Planując, rząd musi myśleć bardziej perspektywicznie – wynika z założeń reformy proponowanej przez resort finansów. Czy będzie w stanie?
Minister finansów proponuje poważne zmiany w sposobie przygotowywania budżetu państwa. Jego resort przygotował dokument „Założenia reformy systemu budżetowego”. Dziś ma się nim zająć rząd.

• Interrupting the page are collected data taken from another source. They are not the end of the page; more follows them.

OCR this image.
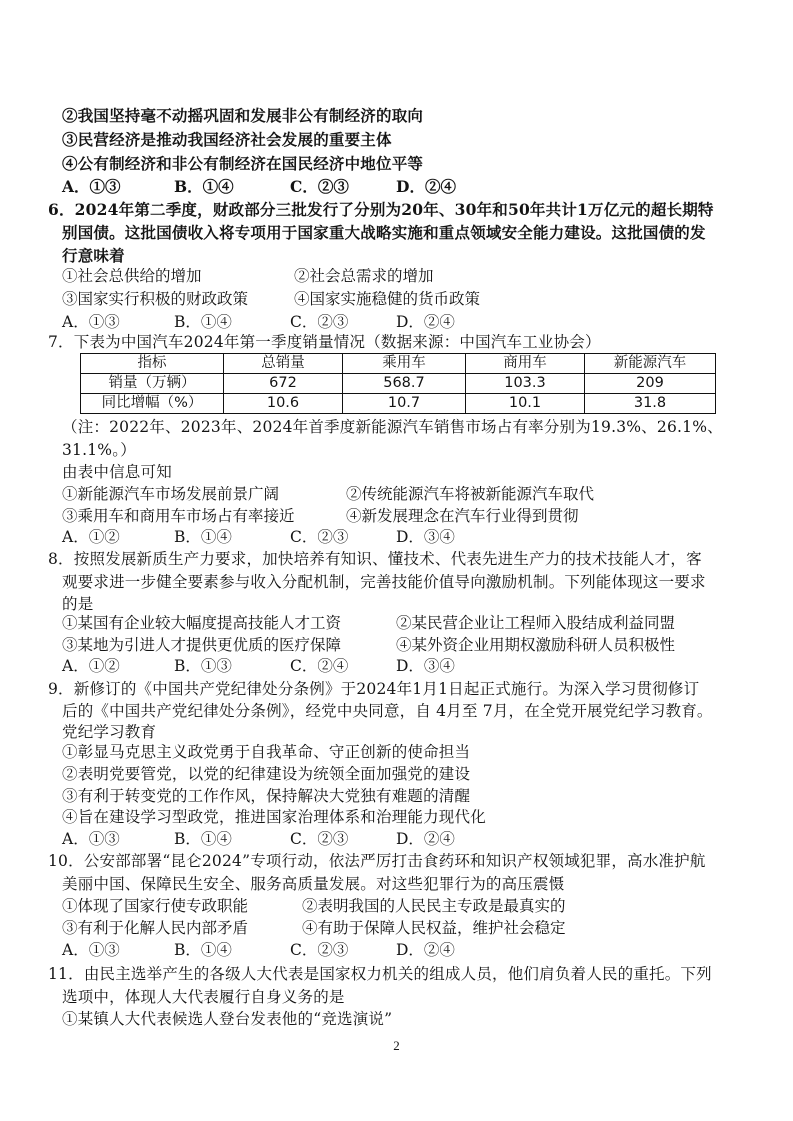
②我国坚持毫不动摇巩固和发展非公有制经济的取向
③民营经济是推动我国经济社会发展的重要主体
④公有制经济和非公有制经济在国民经济中地位平等
A．①③	B．①④	C．②③	D．②④
6．2024年第二季度，财政部分三批发行了分别为20年、30年和50年共计1万亿元的超长期特
别国债。这批国债收入将专项用于国家重大战略实施和重点领域安全能力建设。这批国债的发
行意味着
①社会总供给的增加	②社会总需求的增加
③国家实行积极的财政政策	④国家实施稳健的货币政策
A．①③	B．①④	C．②③	D．②④
7．下表为中国汽车2024年第一季度销量情况（数据来源：中国汽车工业协会）
指标	总销量	乘用车	商用车	新能源汽车
销量（万辆）	672	568.7	103.3	209
同比增幅（%）	10.6	10.7	10.1	31.8
（注：2022年、2023年、2024年首季度新能源汽车销售市场占有率分别为19.3%、26.1%、
31.1%。）
由表中信息可知
①新能源汽车市场发展前景广阔	②传统能源汽车将被新能源汽车取代
③乘用车和商用车市场占有率接近	④新发展理念在汽车行业得到贯彻
A．①②	B．①④	C．②③	D．③④
8．按照发展新质生产力要求，加快培养有知识、懂技术、代表先进生产力的技术技能人才，客
观要求进一步健全要素参与收入分配机制，完善技能价值导向激励机制。下列能体现这一要求
的是
①某国有企业较大幅度提高技能人才工资	②某民营企业让工程师入股结成利益同盟
③某地为引进人才提供更优质的医疗保障	④某外资企业用期权激励科研人员积极性
A．①②	B．①③	C．②④	D．③④
9．新修订的《中国共产党纪律处分条例》于2024年1月1日起正式施行。为深入学习贯彻修订
后的《中国共产党纪律处分条例》，经党中央同意，自 4月至 7月，在全党开展党纪学习教育。
党纪学习教育
①彰显马克思主义政党勇于自我革命、守正创新的使命担当
②表明党要管党，以党的纪律建设为统领全面加强党的建设
③有利于转变党的工作作风，保持解决大党独有难题的清醒
④旨在建设学习型政党，推进国家治理体系和治理能力现代化
A．①③	B．①④	C．②③	D．②④
10．公安部部署“昆仑2024”专项行动，依法严厉打击食药环和知识产权领域犯罪，高水准护航
美丽中国、保障民生安全、服务高质量发展。对这些犯罪行为的高压震慑
①体现了国家行使专政职能	②表明我国的人民民主专政是最真实的
③有利于化解人民内部矛盾	④有助于保障人民权益，维护社会稳定
A．①③	B．①④	C．②③	D．②④
11．由民主选举产生的各级人大代表是国家权力机关的组成人员，他们肩负着人民的重托。下列
选项中，体现人大代表履行自身义务的是
①某镇人大代表候选人登台发表他的“竞选演说”
2
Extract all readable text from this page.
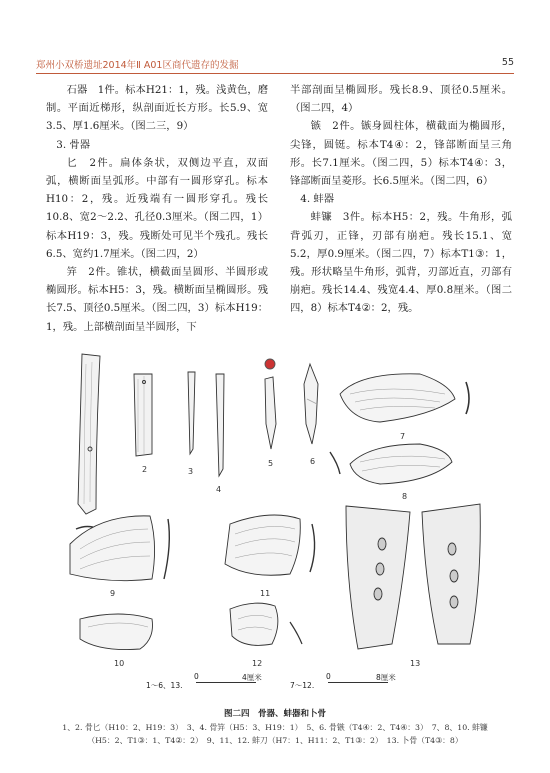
郑州小双桥遗址2014年Ⅱ A01区商代遗存的发掘	55

石器　1件。标本H21：1，残。浅黄色，磨制。平面近梯形，纵剖面近长方形。长5.9、宽3.5、厚1.6厘米。（图二三，9）

3. 骨器

匕　2件。扁体条状，双侧边平直，双面弧，横断面呈弧形。中部有一圆形穿孔。标本H10：2，残。近残端有一圆形穿孔。残长10.8、宽2～2.2、孔径0.3厘米。（图二四，1）标本H19：3，残。残断处可见半个残孔。残长6.5、宽约1.7厘米。（图二四，2）

笄　2件。锥状，横截面呈圆形、半圆形或椭圆形。标本H5：3，残。横断面呈椭圆形。残长7.5、顶径0.5厘米。（图二四，3）标本H19：1，残。上部横剖面呈半圆形，下

半部剖面呈椭圆形。残长8.9、顶径0.5厘米。（图二四，4）

镞　2件。镞身圆柱体，横截面为椭圆形，尖锋，圆铤。标本T4④：2，锋部断面呈三角形。长7.1厘米。（图二四，5）标本T4④：3，锋部断面呈菱形。长6.5厘米。（图二四，6）

4. 蚌器

蚌镰　3件。标本H5：2，残。牛角形，弧背弧刃，正锋，刃部有崩疤。残长15.1、宽5.2，厚0.9厘米。（图二四，7）标本T1③：1，残。形状略呈牛角形，弧背，刃部近直，刃部有崩疤。残长14.4、残宽4.4、厚0.8厘米。（图二四，8）标本T4②：2，残。

2	3
4
5	6
7
8
9	11
10	12	13
1～6、13.
0	4厘米
7～12.
0	8厘米
图二四　骨器、蚌器和卜骨
1、2. 骨匕（H10：2、H19：3）　3、4. 骨笄（H5：3、H19：1）　5、6. 骨镞（T4④：2、T4④：3）　7、8、10. 蚌镰
（H5：2、T1③：1、T4②：2）　9、11、12. 蚌刀（H7：1、H11：2、T1③：2）　13. 卜骨（T4③：8）
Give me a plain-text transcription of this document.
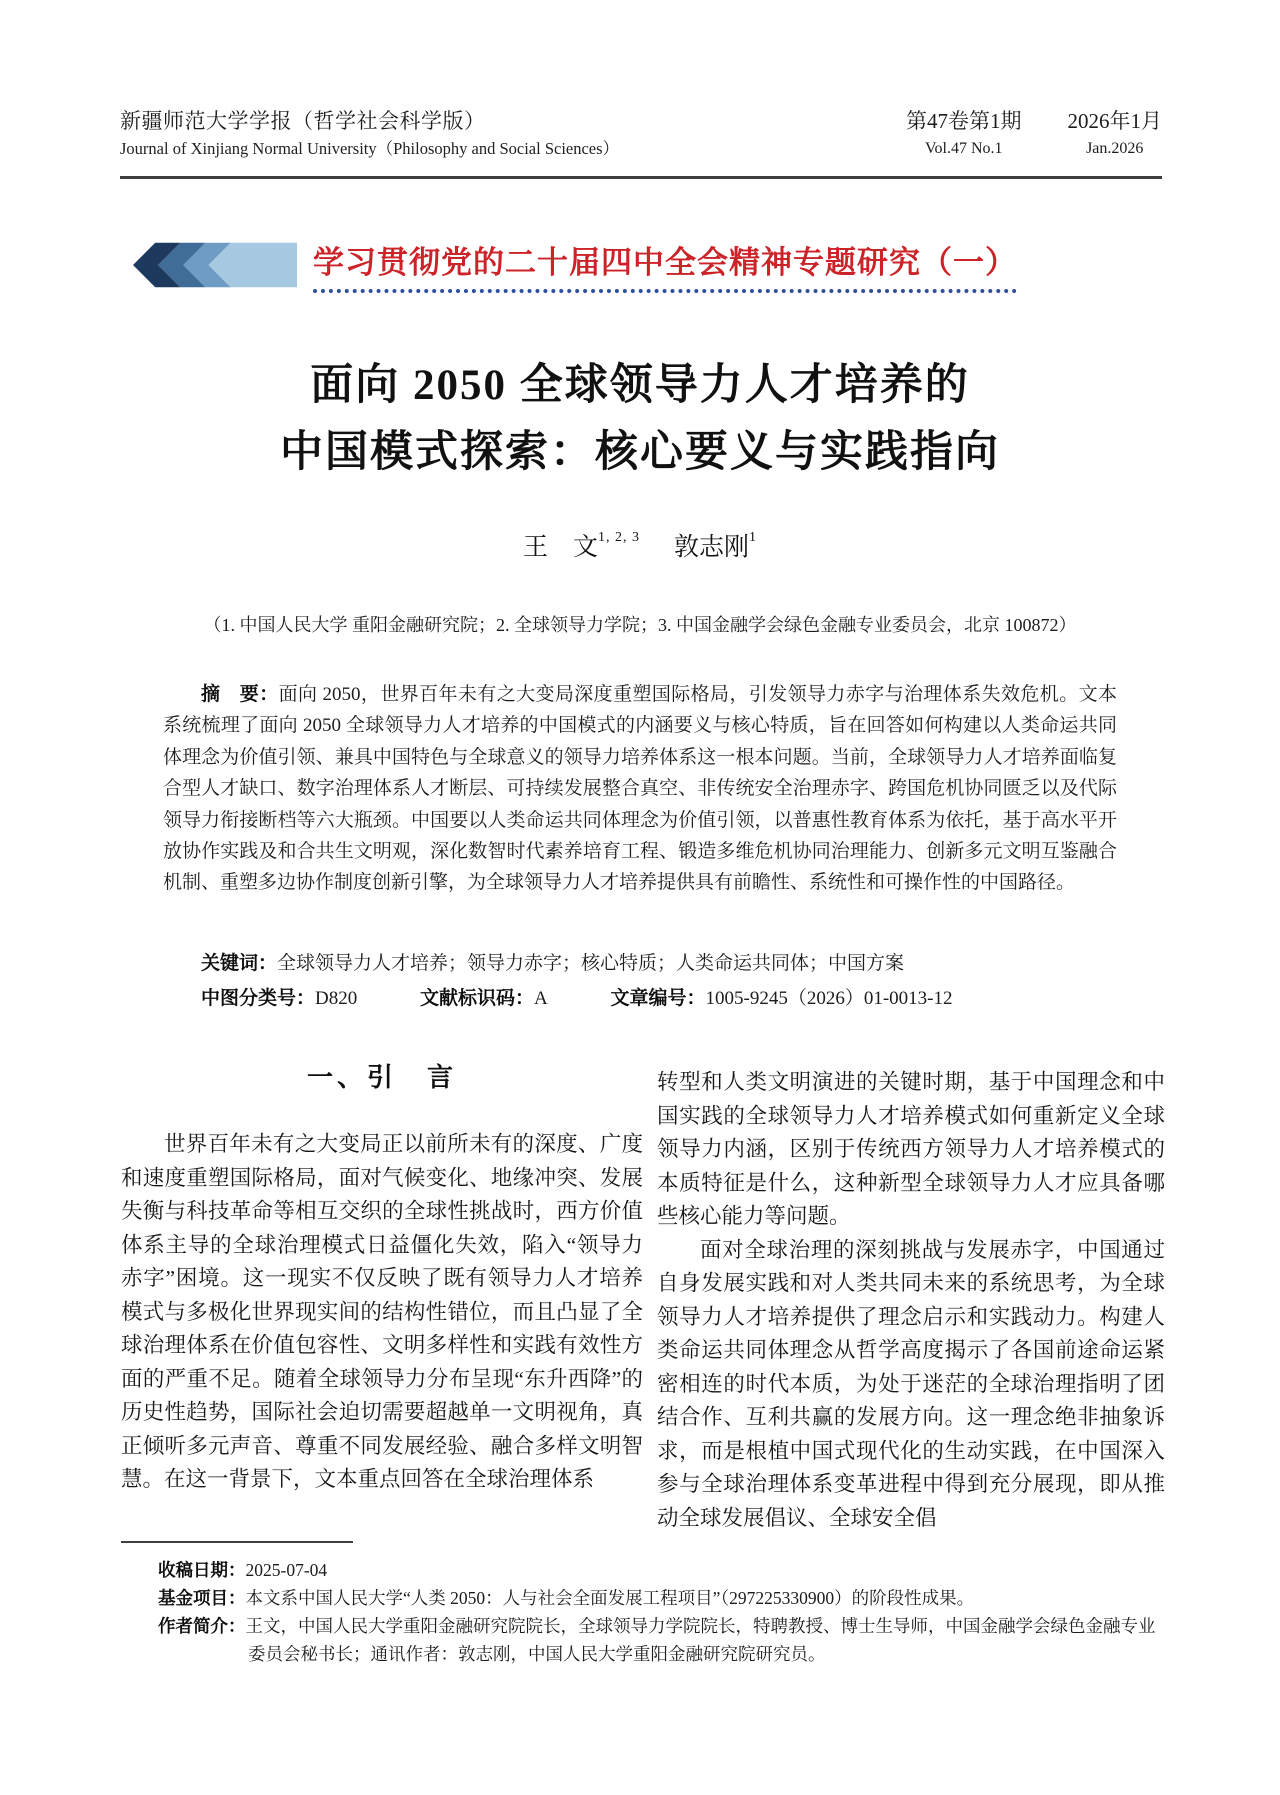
新疆师范大学学报（哲学社会科学版）
Journal of Xinjiang Normal University（Philosophy and Social Sciences）
第47卷第1期
Vol.47 No.1
2026年1月
Jan.2026
学习贯彻党的二十届四中全会精神专题研究（一）
面向 2050 全球领导力人才培养的
中国模式探索：核心要义与实践指向
王　文$^{1, 2, 3}$ 敦志刚$^1$
（1. 中国人民大学 重阳金融研究院；2. 全球领导力学院；3. 中国金融学会绿色金融专业委员会，北京 100872）
摘　要：面向 2050，世界百年未有之大变局深度重塑国际格局，引发领导力赤字与治理体系失效危机。文本系统梳理了面向 2050 全球领导力人才培养的中国模式的内涵要义与核心特质，旨在回答如何构建以人类命运共同体理念为价值引领、兼具中国特色与全球意义的领导力培养体系这一根本问题。当前，全球领导力人才培养面临复合型人才缺口、数字治理体系人才断层、可持续发展整合真空、非传统安全治理赤字、跨国危机协同匮乏以及代际领导力衔接断档等六大瓶颈。中国要以人类命运共同体理念为价值引领，以普惠性教育体系为依托，基于高水平开放协作实践及和合共生文明观，深化数智时代素养培育工程、锻造多维危机协同治理能力、创新多元文明互鉴融合机制、重塑多边协作制度创新引擎，为全球领导力人才培养提供具有前瞻性、系统性和可操作性的中国路径。
关键词：全球领导力人才培养；领导力赤字；核心特质；人类命运共同体；中国方案
中图分类号：D820	文献标识码：A	文章编号：1005-9245（2026）01-0013-12
一、引　言

世界百年未有之大变局正以前所未有的深度、广度和速度重塑国际格局，面对气候变化、地缘冲突、发展失衡与科技革命等相互交织的全球性挑战时，西方价值体系主导的全球治理模式日益僵化失效，陷入“领导力赤字”困境。这一现实不仅反映了既有领导力人才培养模式与多极化世界现实间的结构性错位，而且凸显了全球治理体系在价值包容性、文明多样性和实践有效性方面的严重不足。随着全球领导力分布呈现“东升西降”的历史性趋势，国际社会迫切需要超越单一文明视角，真正倾听多元声音、尊重不同发展经验、融合多样文明智慧。在这一背景下，文本重点回答在全球治理体系

转型和人类文明演进的关键时期，基于中国理念和中国实践的全球领导力人才培养模式如何重新定义全球领导力内涵，区别于传统西方领导力人才培养模式的本质特征是什么，这种新型全球领导力人才应具备哪些核心能力等问题。

面对全球治理的深刻挑战与发展赤字，中国通过自身发展实践和对人类共同未来的系统思考，为全球领导力人才培养提供了理念启示和实践动力。构建人类命运共同体理念从哲学高度揭示了各国前途命运紧密相连的时代本质，为处于迷茫的全球治理指明了团结合作、互利共赢的发展方向。这一理念绝非抽象诉求，而是根植中国式现代化的生动实践，在中国深入参与全球治理体系变革进程中得到充分展现，即从推动全球发展倡议、全球安全倡

收稿日期：2025-07-04
基金项目：本文系中国人民大学“人类 2050：人与社会全面发展工程项目”（297225330900）的阶段性成果。
作者简介：王文，中国人民大学重阳金融研究院院长，全球领导力学院院长，特聘教授、博士生导师，中国金融学会绿色金融专业委员会秘书长；通讯作者：敦志刚，中国人民大学重阳金融研究院研究员。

Według propozycji rząd ma się nastawić na wieloletnie planowanie budżetowe. Rada Ministrów razem ze zreformowanym Wieloletnim Planem Finansów Państwa będzie przyjmować wieloletnie założenia budżetowe. Mają w nich być zawarte limity na poszczególne sfery działalności państwa i propozycje nowych wydatków. Na ich podstawie mają być tworzone roczne budżety, które będą miały charakter zadaniowy. Praca nad ustawą budżetową na kolejny rok ma się zaczynać wcześniej niż dziś: zaraz po przyjęciu przez rząd projektu budżetu na kolejny rok ma się zacząć tworzenie następnego (gdyby ustawa już obowiązywała, po tym jak we wrześniu gotowy będzie projekt na 2017 r., urzędnicy zabraliby się do pracy nad budżetem na 2018 r.). Resort finansów ma dokonać przeglądu możliwych dochodów i poziomu wydatków, a inni ministrowie już wtedy mają zgłaszać wydatki, i to zarówno kontynuowane, jak i nowe. MF ma pilnować spójności tej strategii ze stabilnością finansów publicznych, a ministrowie bardziej kreatywnie myśleć o budżecie. Premier i rząd mają wyznaczać kierunki i decydować o podziale puli pieniędzy w danym roku wynikającej z limitu kwoty reguły wydatkowej. O zamiarach MF jako pierwszy napisał „Puls Biznesu”.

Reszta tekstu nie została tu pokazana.